- 1Password Unveils Claude Partnership That Lets Anthropics AI Authenticate On Users’ Behalf Via Zero-Exposure Architecture
- Users authenticate each login with biometrics
- New agent mode in the browser extension locks the interface when AI agents take over
Top password manager company 1Password has launched a new tool that allows artificial intelligence assistant Claude to authenticate on behalf of their user, thus completing tasks that were previously impossible without major security trade-offs.
1Password for Claude is built on “zero-exposure architecture” – so in practice this means that Claude can essentially ask 1Password to complete the login process, but it will never see the credentials and they will never be loaded into its memory.
In return, 1Password will notify the user and request biometric authentication before proceeding. Once given, it will autofill the credentials and check if they were exposed on the page or not. If the submission fails, it will clear the populated values and report back.
Agent mode
“We need a new security model that’s purpose-built for agents, not just people,” said Nancy Wang, CTO of 1Password. “The answer is not giving agents your secrets. It’s letting a user give an agent permission to use a credential without letting the agent see it. Claude knows it used your login; it doesn’t need the password or one-time code in its context. That distinction is where trust in agents starts and the foundation we’re building with Anthropic.”

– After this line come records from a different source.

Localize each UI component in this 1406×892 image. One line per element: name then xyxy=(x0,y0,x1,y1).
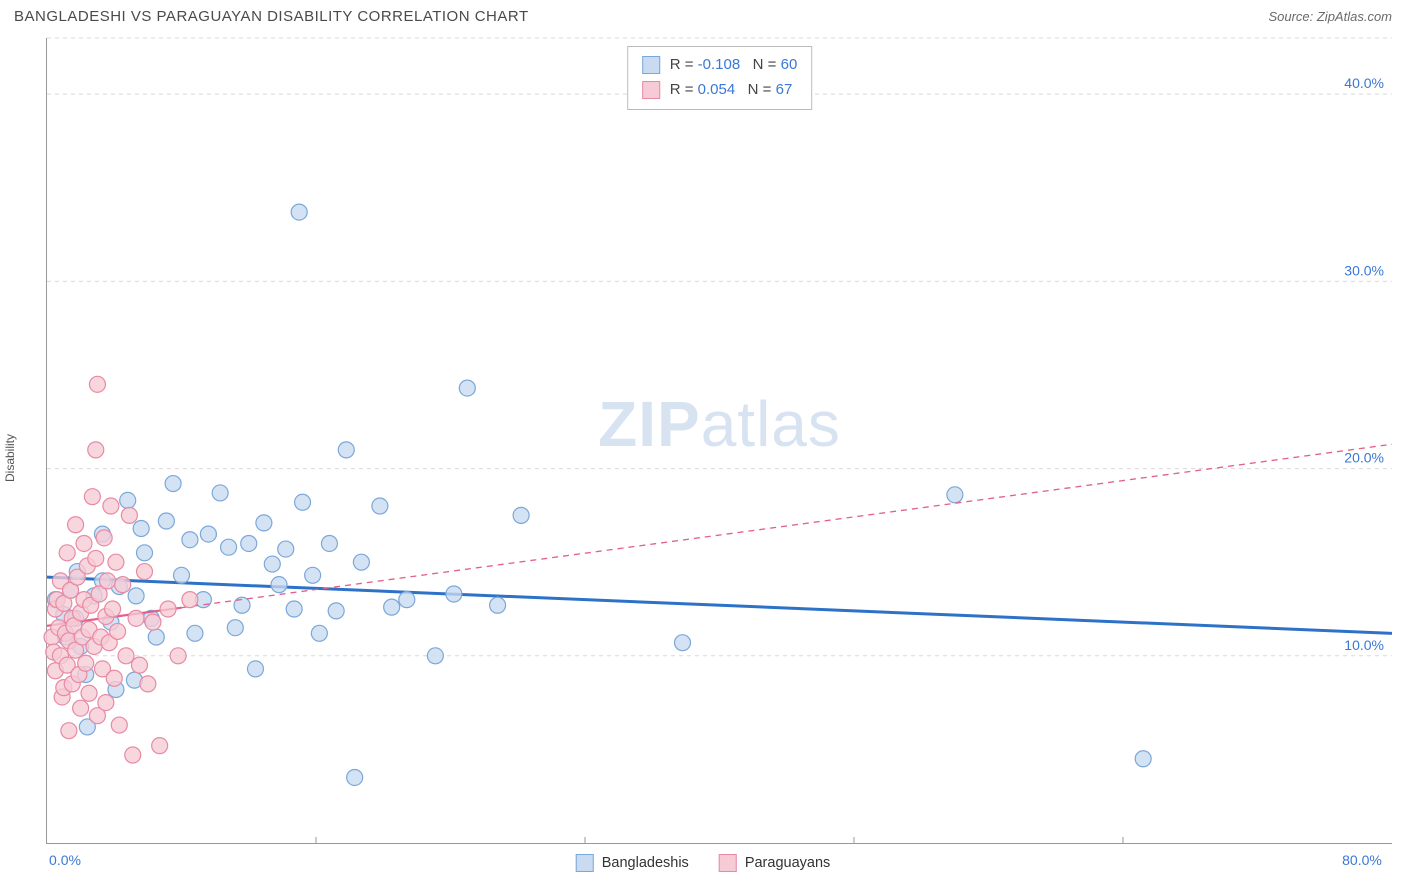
scatter-point xyxy=(89,376,105,392)
scatter-point xyxy=(187,625,203,641)
scatter-point xyxy=(137,545,153,561)
scatter-point xyxy=(264,556,280,572)
scatter-point xyxy=(145,614,161,630)
chart-title: BANGLADESHI VS PARAGUAYAN DISABILITY COR… xyxy=(14,8,529,25)
legend-stat-row: R = 0.054 N = 67 xyxy=(642,78,798,103)
scatter-point xyxy=(165,476,181,492)
correlation-legend: R = -0.108 N = 60R = 0.054 N = 67 xyxy=(627,46,813,110)
scatter-point xyxy=(73,700,89,716)
scatter-point xyxy=(328,603,344,619)
scatter-point xyxy=(295,494,311,510)
scatter-point xyxy=(140,676,156,692)
scatter-point xyxy=(103,498,119,514)
scatter-point xyxy=(59,545,75,561)
scatter-point xyxy=(108,554,124,570)
svg-text:30.0%: 30.0% xyxy=(1344,262,1384,278)
scatter-point xyxy=(110,623,126,639)
legend-stat-row: R = -0.108 N = 60 xyxy=(642,53,798,78)
plot-area: ZIPatlas 10.0%20.0%30.0%40.0%0.0%80.0% R… xyxy=(46,38,1392,844)
scatter-point xyxy=(200,526,216,542)
series-legend: Bangladeshis Paraguayans xyxy=(576,854,831,872)
scatter-point xyxy=(675,635,691,651)
legend-label: Bangladeshis xyxy=(602,855,689,871)
scatter-point xyxy=(115,577,131,593)
scatter-point xyxy=(61,723,77,739)
scatter-point xyxy=(338,442,354,458)
scatter-point xyxy=(174,567,190,583)
scatter-point xyxy=(182,592,198,608)
svg-text:40.0%: 40.0% xyxy=(1344,75,1384,91)
scatter-point xyxy=(125,747,141,763)
legend-label: Paraguayans xyxy=(745,855,830,871)
legend-swatch xyxy=(642,56,660,74)
svg-text:20.0%: 20.0% xyxy=(1344,450,1384,466)
scatter-point xyxy=(384,599,400,615)
scatter-point xyxy=(247,661,263,677)
scatter-point xyxy=(78,655,94,671)
scatter-point xyxy=(241,535,257,551)
legend-swatch xyxy=(576,854,594,872)
scatter-point xyxy=(111,717,127,733)
scatter-point xyxy=(513,507,529,523)
svg-text:80.0%: 80.0% xyxy=(1342,852,1382,868)
scatter-point xyxy=(88,550,104,566)
scatter-point xyxy=(311,625,327,641)
scatter-point xyxy=(131,657,147,673)
scatter-point xyxy=(427,648,443,664)
scatter-point xyxy=(227,620,243,636)
scatter-point xyxy=(399,592,415,608)
scatter-point xyxy=(286,601,302,617)
scatter-point xyxy=(347,769,363,785)
scatter-point xyxy=(121,507,137,523)
scatter-point xyxy=(256,515,272,531)
scatter-point xyxy=(128,588,144,604)
scatter-point xyxy=(158,513,174,529)
scatter-point xyxy=(100,573,116,589)
legend-swatch xyxy=(719,854,737,872)
scatter-point xyxy=(321,535,337,551)
scatter-point xyxy=(353,554,369,570)
scatter-point xyxy=(271,577,287,593)
scatter-point xyxy=(170,648,186,664)
scatter-point xyxy=(459,380,475,396)
scatter-point xyxy=(137,564,153,580)
chart-svg: 10.0%20.0%30.0%40.0%0.0%80.0% xyxy=(47,38,1392,843)
scatter-point xyxy=(68,517,84,533)
legend-swatch xyxy=(642,81,660,99)
scatter-point xyxy=(1135,751,1151,767)
scatter-point xyxy=(88,442,104,458)
scatter-point xyxy=(105,601,121,617)
scatter-point xyxy=(133,520,149,536)
scatter-point xyxy=(98,695,114,711)
scatter-point xyxy=(84,489,100,505)
y-axis-label: Disability xyxy=(3,434,17,482)
scatter-point xyxy=(148,629,164,645)
scatter-point xyxy=(212,485,228,501)
chart-source: Source: ZipAtlas.com xyxy=(1268,9,1392,24)
svg-text:0.0%: 0.0% xyxy=(49,852,81,868)
scatter-point xyxy=(291,204,307,220)
scatter-point xyxy=(76,535,92,551)
scatter-point xyxy=(120,492,136,508)
chart-header: BANGLADESHI VS PARAGUAYAN DISABILITY COR… xyxy=(0,0,1406,29)
legend-item: Bangladeshis xyxy=(576,854,689,872)
scatter-point xyxy=(106,670,122,686)
svg-text:10.0%: 10.0% xyxy=(1344,637,1384,653)
chart-container: Disability ZIPatlas 10.0%20.0%30.0%40.0%… xyxy=(14,38,1392,878)
scatter-point xyxy=(96,530,112,546)
scatter-point xyxy=(305,567,321,583)
legend-item: Paraguayans xyxy=(719,854,830,872)
scatter-point xyxy=(490,597,506,613)
scatter-point xyxy=(118,648,134,664)
scatter-point xyxy=(446,586,462,602)
scatter-point xyxy=(81,685,97,701)
scatter-point xyxy=(221,539,237,555)
scatter-point xyxy=(947,487,963,503)
scatter-point xyxy=(160,601,176,617)
scatter-point xyxy=(152,738,168,754)
scatter-point xyxy=(182,532,198,548)
scatter-point xyxy=(128,610,144,626)
scatter-point xyxy=(372,498,388,514)
scatter-point xyxy=(278,541,294,557)
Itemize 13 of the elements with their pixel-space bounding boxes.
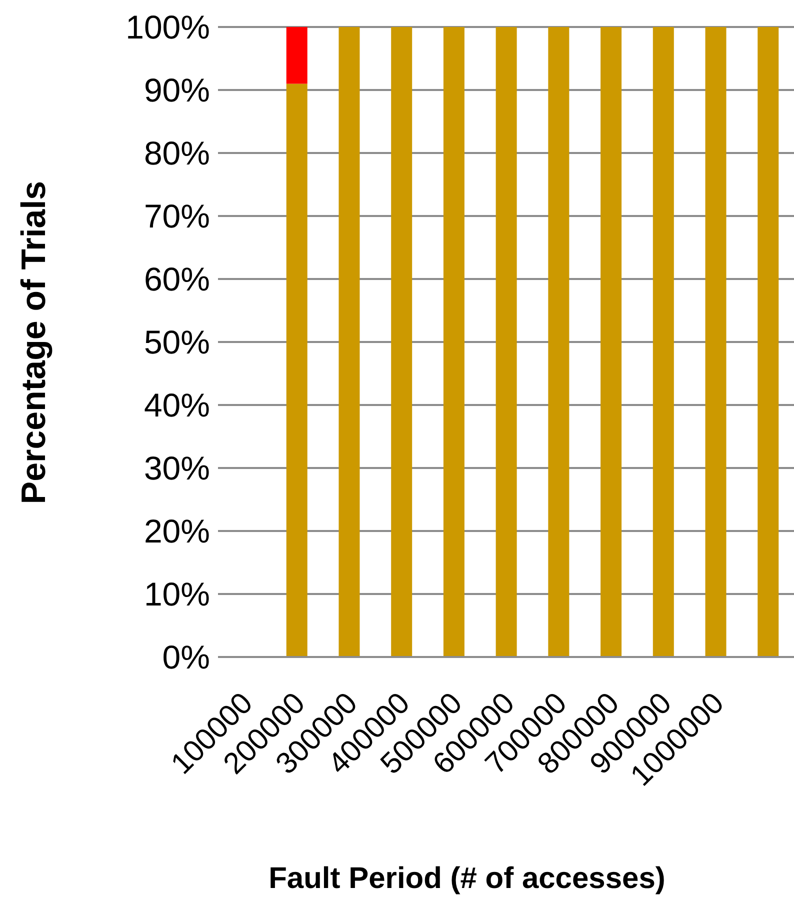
y-tick-label: 20% bbox=[144, 512, 210, 550]
y-tick-label: 80% bbox=[144, 134, 210, 172]
y-axis-title: Percentage of Trials bbox=[16, 180, 54, 504]
y-tick-label: 50% bbox=[144, 324, 210, 361]
y-tick-label: 70% bbox=[144, 198, 210, 235]
y-tick-label: 0% bbox=[162, 638, 210, 676]
y-tick-label: 10% bbox=[144, 576, 210, 613]
y-tick-label: 90% bbox=[144, 72, 210, 109]
y-tick-label: 100% bbox=[126, 8, 210, 46]
y-tick-label: 60% bbox=[144, 260, 210, 298]
y-tick-label: 40% bbox=[144, 386, 210, 424]
y-tick-label: 30% bbox=[144, 450, 210, 487]
x-axis-title: Fault Period (# of accesses) bbox=[268, 862, 666, 896]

To further strengthen its security position, 1Password also announced Agentic Mode, a new feature in the browser extension that gives users visibility and control over browser-based AI agents. When a compatible AI agent takes over, the 1Password extension automatically locks and hides the interface. The agent can only use the logins and OTPs that are expressly approved for the current task.
Even if the integration isn’t set up, and even if 1Password isn’t required for the current agent task, Agent Mode works, the company emphasized. Other agents, besides Claude, are also supported.
Currently, a larger debate is underway about how many permissions AI agents should receive and under what rules. We’ve already seen horror stories about AI agents deleting people’s entire email inboxes or otherwise ruining days of hard work. Whether or not this increases, or whether most people remain skeptical of allowing AI access to certain services, remains to be seen.